I'm trying to wrap my head around the nom package. The simple problem I'm trying to solve is to write a parser that can count the comment lines in a file. I've two types of comments to parse for:
- Single line comments using
//
- Multi-line comments using
/* ... */
Here is the code I have so far:
use nom::{
Err, IResult, Parser,
branch::alt,
bytes::complete::{is_not, tag, take_until},
character::complete::{char, line_ending},
combinator::{value, eof, map, not, success, all_consuming},
error::{ErrorKind, ParseError},
multi::many0,
sequence::{pair, tuple, preceded, delimited, terminated},
};
// matches on single line comment
fn single_line_comment(s: &str) -> IResult<&str,&str> {
preceded( tag("//"),is_not("\n\r"))(s)
}
// returns `1` for single line comment match
pub fn count_single_line_comment(i: &str) -> IResult<&str, usize> {
value(1,
single_line_comment
)(i)
}
// matches on a multi-line comment
fn multi_line_comments(i: &str) -> IResult<&str, &str> {
delimited(tag("/*"),take_until("*/"),tag("*/"))(i)
}
// returns the line count of a multi-line comment
fn count_multi_line_comments(i: &str) -> IResult<&str, usize> {
map(multi_line_comments, |s| s.lines().count()) (i)
}
// helper parser that matches on either of the two comment types
fn _count_comment_lines(s: &str) -> IResult<&str,usize> {
alt((count_single_line_comment, count_multi_line_comments))(s)
}
// function I would like to write but I can't figure this part out
pub fn count_comment_lines(s: &str) -> IResult<&str, Vec<usize>> {
many0(
alt((_count_comment_lines,
preceded(
not(_count_comment_lines),
_count_comment_lines
)))
)(s)
}
My logic for the last parser is we're going to match many times on either a comment block, or something that leads up to a comment block or the rest of the file. But it doesn't work. Trying this on my sample strings doesn't yield the values I want.

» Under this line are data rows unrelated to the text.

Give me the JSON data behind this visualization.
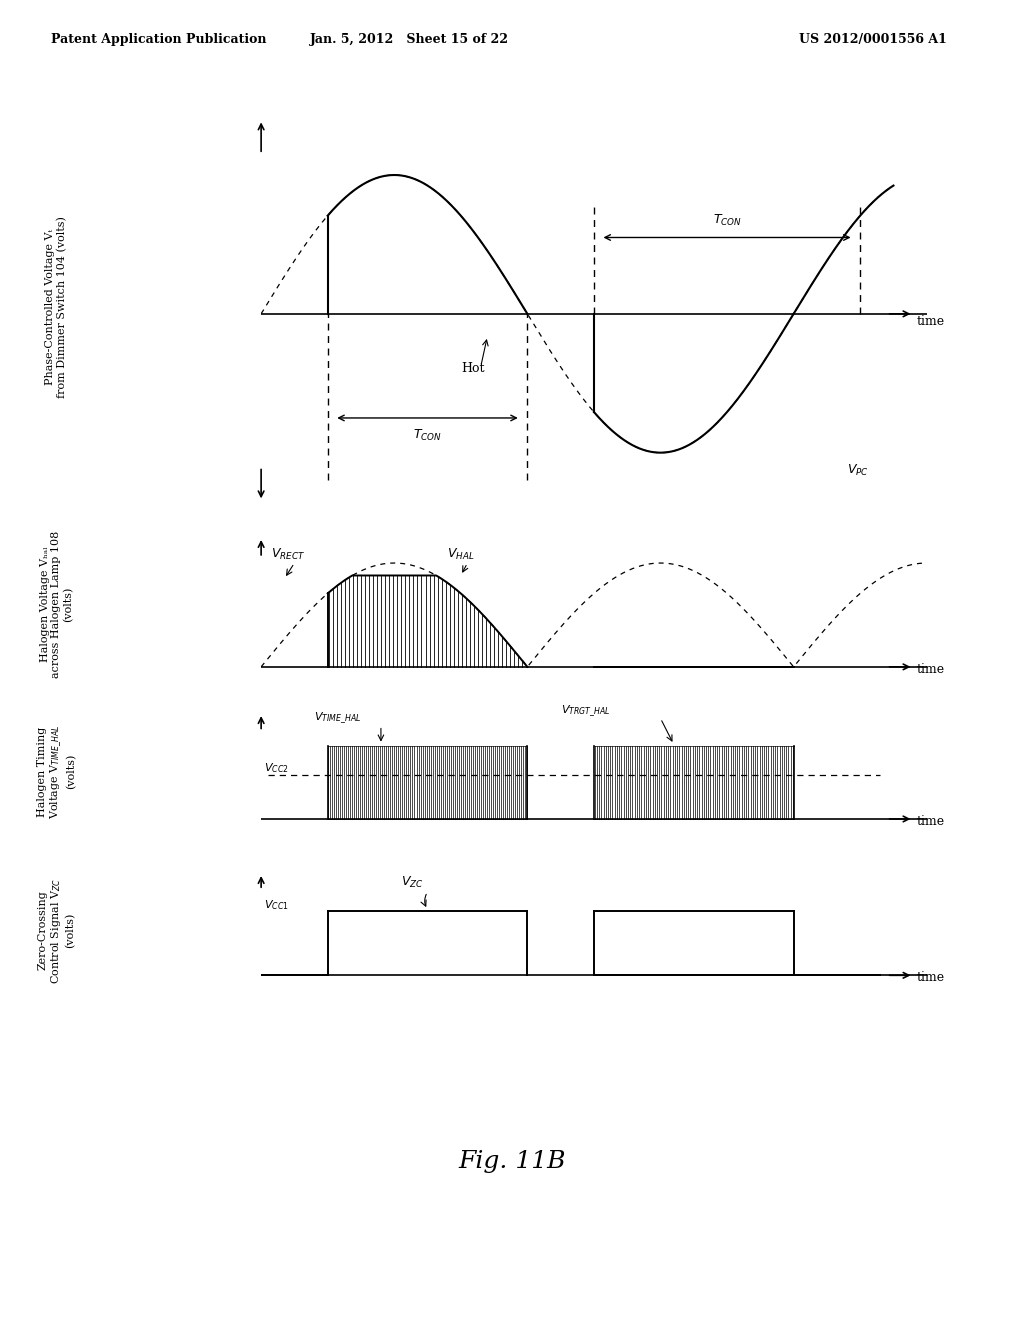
{
  "title_left": "Patent Application Publication",
  "title_center": "Jan. 5, 2012   Sheet 15 of 22",
  "title_right": "US 2012/0001556 A1",
  "fig_label": "Fig. 11B",
  "background_color": "#ffffff"
}
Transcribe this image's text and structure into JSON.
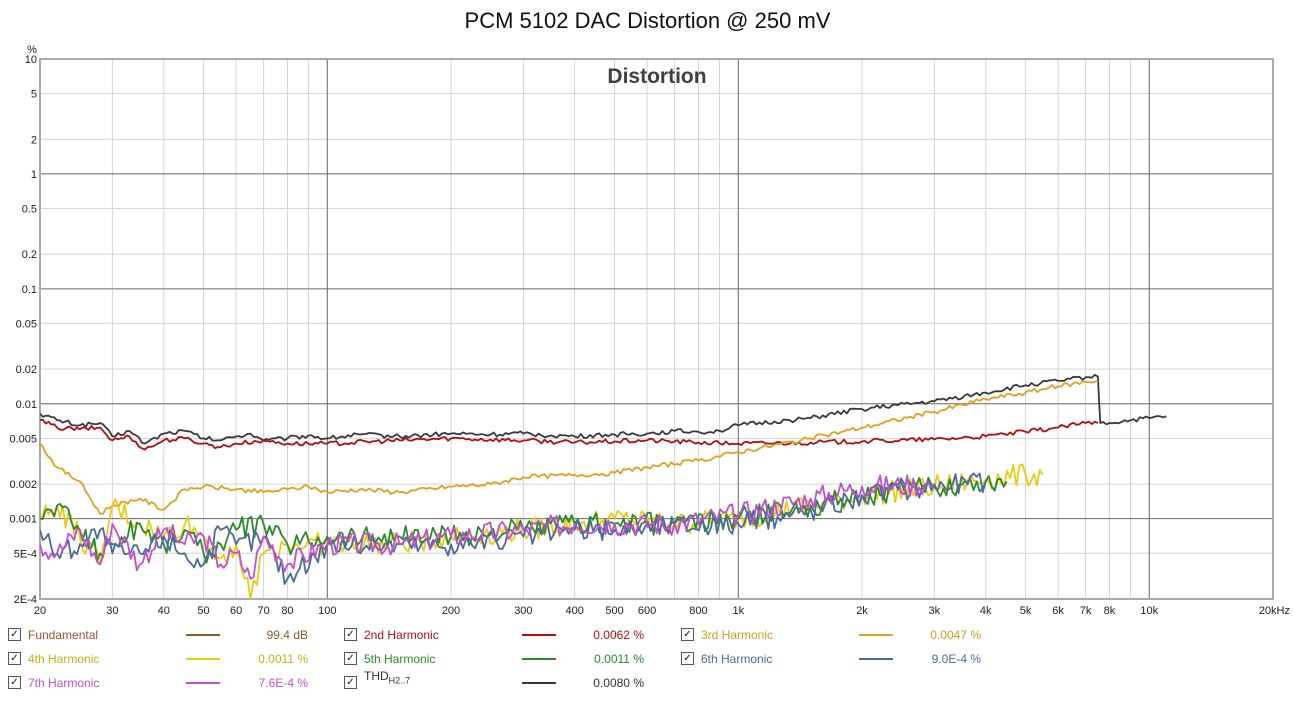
{
  "title": "PCM 5102 DAC Distortion @ 250 mV",
  "chart_data": {
    "type": "line",
    "title": "PCM 5102 DAC Distortion @ 250 mV",
    "plot_label": "Distortion",
    "ylabel": "%",
    "xlabel": "",
    "x_scale": "log",
    "y_scale": "log",
    "xlim": [
      20,
      20000
    ],
    "ylim": [
      0.0002,
      10
    ],
    "grid": true,
    "legend_placement": "bottom",
    "x_ticks": [
      {
        "v": 20,
        "label": "20"
      },
      {
        "v": 30,
        "label": "30"
      },
      {
        "v": 40,
        "label": "40"
      },
      {
        "v": 50,
        "label": "50"
      },
      {
        "v": 60,
        "label": "60"
      },
      {
        "v": 70,
        "label": "70"
      },
      {
        "v": 80,
        "label": "80"
      },
      {
        "v": 100,
        "label": "100"
      },
      {
        "v": 200,
        "label": "200"
      },
      {
        "v": 300,
        "label": "300"
      },
      {
        "v": 400,
        "label": "400"
      },
      {
        "v": 500,
        "label": "500"
      },
      {
        "v": 600,
        "label": "600"
      },
      {
        "v": 800,
        "label": "800"
      },
      {
        "v": 1000,
        "label": "1k"
      },
      {
        "v": 2000,
        "label": "2k"
      },
      {
        "v": 3000,
        "label": "3k"
      },
      {
        "v": 4000,
        "label": "4k"
      },
      {
        "v": 5000,
        "label": "5k"
      },
      {
        "v": 6000,
        "label": "6k"
      },
      {
        "v": 7000,
        "label": "7k"
      },
      {
        "v": 8000,
        "label": "8k"
      },
      {
        "v": 10000,
        "label": "10k"
      },
      {
        "v": 20000,
        "label": "20kHz"
      }
    ],
    "y_ticks": [
      {
        "v": 10,
        "label": "10"
      },
      {
        "v": 5,
        "label": "5"
      },
      {
        "v": 2,
        "label": "2"
      },
      {
        "v": 1,
        "label": "1"
      },
      {
        "v": 0.5,
        "label": "0.5"
      },
      {
        "v": 0.2,
        "label": "0.2"
      },
      {
        "v": 0.1,
        "label": "0.1"
      },
      {
        "v": 0.05,
        "label": "0.05"
      },
      {
        "v": 0.02,
        "label": "0.02"
      },
      {
        "v": 0.01,
        "label": "0.01"
      },
      {
        "v": 0.005,
        "label": "0.005"
      },
      {
        "v": 0.002,
        "label": "0.002"
      },
      {
        "v": 0.001,
        "label": "0.001"
      },
      {
        "v": 0.0005,
        "label": "5E-4"
      },
      {
        "v": 0.0002,
        "label": "2E-4"
      }
    ],
    "series": [
      {
        "name": "THD",
        "color": "#3a3a3a",
        "x": [
          20,
          22,
          25,
          28,
          30,
          33,
          36,
          40,
          45,
          50,
          55,
          60,
          65,
          70,
          80,
          90,
          100,
          120,
          150,
          200,
          250,
          300,
          350,
          400,
          500,
          600,
          700,
          800,
          900,
          1000,
          1500,
          2000,
          3000,
          4000,
          5000,
          6000,
          7000,
          7500,
          7600,
          8000,
          9000,
          10000,
          11000
        ],
        "y": [
          0.0082,
          0.0072,
          0.0065,
          0.0068,
          0.0052,
          0.0058,
          0.0045,
          0.0055,
          0.0058,
          0.005,
          0.0048,
          0.0052,
          0.0055,
          0.0048,
          0.005,
          0.0053,
          0.005,
          0.0054,
          0.0052,
          0.0055,
          0.0054,
          0.0055,
          0.0053,
          0.0052,
          0.0054,
          0.0055,
          0.0058,
          0.0057,
          0.0058,
          0.0065,
          0.0075,
          0.009,
          0.0105,
          0.0125,
          0.0145,
          0.0158,
          0.017,
          0.0172,
          0.0068,
          0.0068,
          0.0072,
          0.0075,
          0.0078
        ]
      },
      {
        "name": "2nd Harmonic",
        "color": "#b01010",
        "x": [
          20,
          22,
          25,
          28,
          30,
          33,
          36,
          40,
          45,
          50,
          55,
          60,
          70,
          80,
          100,
          150,
          200,
          300,
          400,
          500,
          600,
          800,
          1000,
          1500,
          2000,
          3000,
          4000,
          5000,
          6000,
          7000,
          7500
        ],
        "y": [
          0.0072,
          0.0062,
          0.006,
          0.0062,
          0.0048,
          0.0052,
          0.004,
          0.0048,
          0.005,
          0.0045,
          0.0042,
          0.0045,
          0.0048,
          0.0045,
          0.0045,
          0.0048,
          0.005,
          0.0048,
          0.0046,
          0.0047,
          0.0048,
          0.0046,
          0.0045,
          0.0046,
          0.0047,
          0.0049,
          0.0052,
          0.0057,
          0.0062,
          0.0068,
          0.0068
        ]
      },
      {
        "name": "3rd Harmonic",
        "color": "#e0a020",
        "x": [
          20,
          22,
          25,
          28,
          30,
          35,
          40,
          45,
          50,
          60,
          70,
          80,
          90,
          100,
          120,
          150,
          200,
          250,
          300,
          400,
          500,
          600,
          800,
          1000,
          1500,
          2000,
          3000,
          4000,
          5000,
          6000,
          7000,
          7500
        ],
        "y": [
          0.0045,
          0.0028,
          0.0021,
          0.0011,
          0.0013,
          0.0015,
          0.0012,
          0.0018,
          0.0019,
          0.0018,
          0.0017,
          0.0018,
          0.0019,
          0.0017,
          0.0018,
          0.0017,
          0.0019,
          0.002,
          0.0023,
          0.0024,
          0.0025,
          0.0028,
          0.0032,
          0.0038,
          0.005,
          0.0062,
          0.0085,
          0.011,
          0.0125,
          0.0142,
          0.0155,
          0.0158
        ]
      },
      {
        "name": "4th Harmonic",
        "color": "#e8cc10",
        "x": [
          20,
          22,
          25,
          28,
          30,
          35,
          40,
          45,
          50,
          55,
          60,
          65,
          70,
          80,
          100,
          150,
          200,
          300,
          400,
          500,
          700,
          1000,
          1500,
          2000,
          3000,
          4000,
          5000,
          5500
        ],
        "y": [
          0.001,
          0.0013,
          0.0007,
          0.0004,
          0.0013,
          0.0009,
          0.0007,
          0.0009,
          0.0007,
          0.00045,
          0.0006,
          0.0002,
          0.0005,
          0.0006,
          0.0006,
          0.0006,
          0.0007,
          0.0008,
          0.0009,
          0.001,
          0.0009,
          0.001,
          0.0013,
          0.0016,
          0.0019,
          0.0022,
          0.0024,
          0.0024
        ]
      },
      {
        "name": "5th Harmonic",
        "color": "#2a8a2a",
        "x": [
          20,
          22,
          25,
          28,
          30,
          35,
          40,
          45,
          50,
          55,
          60,
          70,
          80,
          100,
          150,
          200,
          300,
          400,
          500,
          700,
          1000,
          1500,
          2000,
          3000,
          4000,
          4500
        ],
        "y": [
          0.001,
          0.0013,
          0.0008,
          0.0005,
          0.0006,
          0.0009,
          0.0006,
          0.0008,
          0.0005,
          0.0006,
          0.0008,
          0.0009,
          0.0006,
          0.0007,
          0.0007,
          0.0007,
          0.0008,
          0.0009,
          0.0009,
          0.0009,
          0.001,
          0.0013,
          0.0016,
          0.0019,
          0.0021,
          0.0021
        ]
      },
      {
        "name": "6th Harmonic",
        "color": "#4a6aa0",
        "x": [
          20,
          22,
          25,
          28,
          30,
          35,
          40,
          45,
          50,
          55,
          60,
          70,
          80,
          100,
          150,
          200,
          300,
          400,
          500,
          700,
          1000,
          1500,
          2000,
          3000,
          4000
        ],
        "y": [
          0.0008,
          0.0005,
          0.0006,
          0.0008,
          0.0005,
          0.0005,
          0.0007,
          0.0005,
          0.0004,
          0.0008,
          0.0006,
          0.0007,
          0.0003,
          0.0006,
          0.0006,
          0.0006,
          0.0007,
          0.0008,
          0.0008,
          0.0009,
          0.0009,
          0.0012,
          0.0016,
          0.002,
          0.0021
        ]
      },
      {
        "name": "7th Harmonic",
        "color": "#c050d0",
        "x": [
          20,
          22,
          25,
          28,
          30,
          35,
          40,
          45,
          50,
          55,
          60,
          65,
          70,
          80,
          100,
          150,
          200,
          300,
          400,
          500,
          700,
          1000,
          1500,
          2000,
          3000
        ],
        "y": [
          0.0006,
          0.0005,
          0.0008,
          0.0004,
          0.0009,
          0.0004,
          0.0008,
          0.0006,
          0.0007,
          0.0004,
          0.0005,
          0.0003,
          0.0007,
          0.0004,
          0.0006,
          0.0006,
          0.0007,
          0.0008,
          0.0009,
          0.0009,
          0.0009,
          0.0011,
          0.0015,
          0.0019,
          0.002
        ]
      }
    ]
  },
  "legend": [
    {
      "name": "Fundamental",
      "sub": "",
      "color": "#8b5a2b",
      "label_color": "#a0522d",
      "value": "99.4 dB",
      "value_color": "#8b5a2b",
      "checked": "✓"
    },
    {
      "name": "2nd Harmonic",
      "sub": "",
      "color": "#b01010",
      "label_color": "#b01010",
      "value": "0.0062 %",
      "value_color": "#b01010",
      "checked": "✓"
    },
    {
      "name": "3rd Harmonic",
      "sub": "",
      "color": "#e0a020",
      "label_color": "#d49a20",
      "value": "0.0047 %",
      "value_color": "#d49a20",
      "checked": "✓"
    },
    {
      "name": "4th Harmonic",
      "sub": "",
      "color": "#e8cc10",
      "label_color": "#c8b010",
      "value": "0.0011 %",
      "value_color": "#c8b010",
      "checked": "✓"
    },
    {
      "name": "5th Harmonic",
      "sub": "",
      "color": "#2a8a2a",
      "label_color": "#2a8a2a",
      "value": "0.0011 %",
      "value_color": "#2a8a2a",
      "checked": "✓"
    },
    {
      "name": "6th Harmonic",
      "sub": "",
      "color": "#4a6aa0",
      "label_color": "#4a6aa0",
      "value": "9.0E-4 %",
      "value_color": "#4a6aa0",
      "checked": "✓"
    },
    {
      "name": "7th Harmonic",
      "sub": "",
      "color": "#c050d0",
      "label_color": "#c050d0",
      "value": "7.6E-4 %",
      "value_color": "#c050d0",
      "checked": "✓"
    },
    {
      "name": "THD",
      "sub": "H2..7",
      "color": "#3a3a3a",
      "label_color": "#333333",
      "value": "0.0080 %",
      "value_color": "#333333",
      "checked": "✓"
    }
  ]
}
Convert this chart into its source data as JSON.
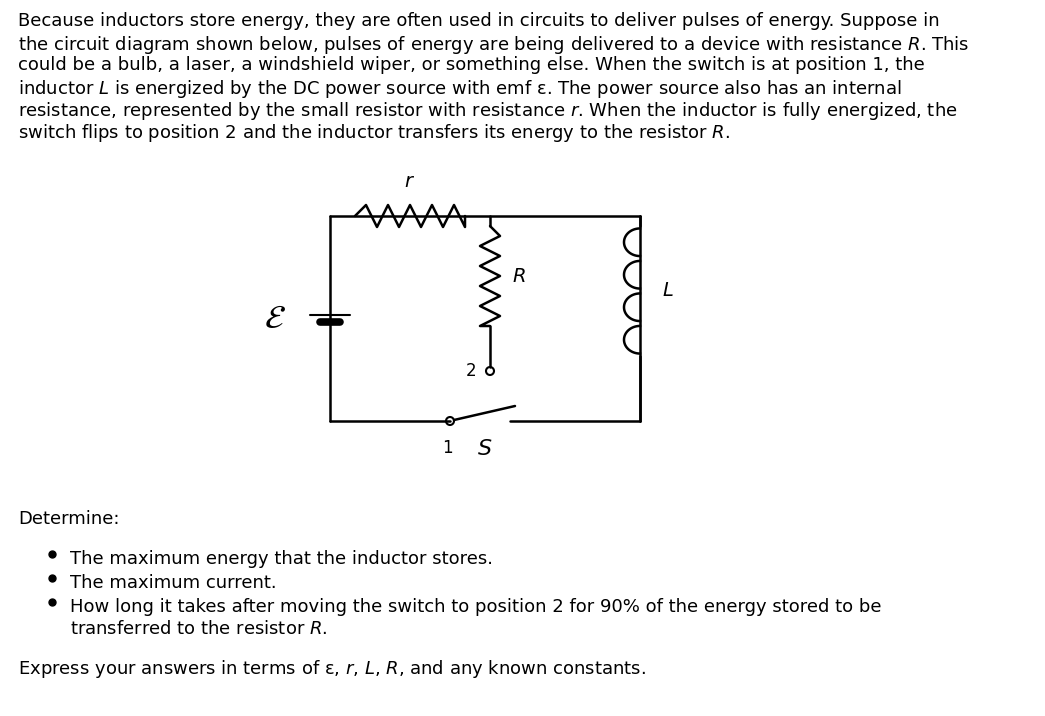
{
  "bg_color": "#ffffff",
  "text_color": "#000000",
  "font_size_para": 13.0,
  "font_size_label": 13.0,
  "para_lines": [
    "Because inductors store energy, they are often used in circuits to deliver pulses of energy. Suppose in",
    "the circuit diagram shown below, pulses of energy are being delivered to a device with resistance $R$. This",
    "could be a bulb, a laser, a windshield wiper, or something else. When the switch is at position 1, the",
    "inductor $L$ is energized by the DC power source with emf ε. The power source also has an internal",
    "resistance, represented by the small resistor with resistance $r$. When the inductor is fully energized, the",
    "switch flips to position 2 and the inductor transfers its energy to the resistor $R$."
  ],
  "determine_label": "Determine:",
  "bullet1": "The maximum energy that the inductor stores.",
  "bullet2": "The maximum current.",
  "bullet3a": "How long it takes after moving the switch to position 2 for 90% of the energy stored to be",
  "bullet3b": "transferred to the resistor $R$.",
  "express": "Express your answers in terms of ε, $r$, $L$, $R$, and any known constants."
}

static SAMPLE1: &str = "//Hello there!\n//What's going on?";
static SAMPLE2: &str = "/* What's the deal with airline food?\nIt keeps getting worse and worse\nI can't take it anymore!*/";
static SAMPLE3: &str = " //Global Variable\nlet x = 5;\n/*TODO:\n\t// Add the number of cats as a variable\n\t//Shouldn't take too long\n*/";
static SAMPLE4: &str = "//First\n//Second//NotThird\n//Third";
In my head, I want to use take_until
but that doesn't take a parser, it takes a tag. I don't see anything like take_until
for parsers so I'm thinking I have to rethink the combinator approach generally. What do you suggest?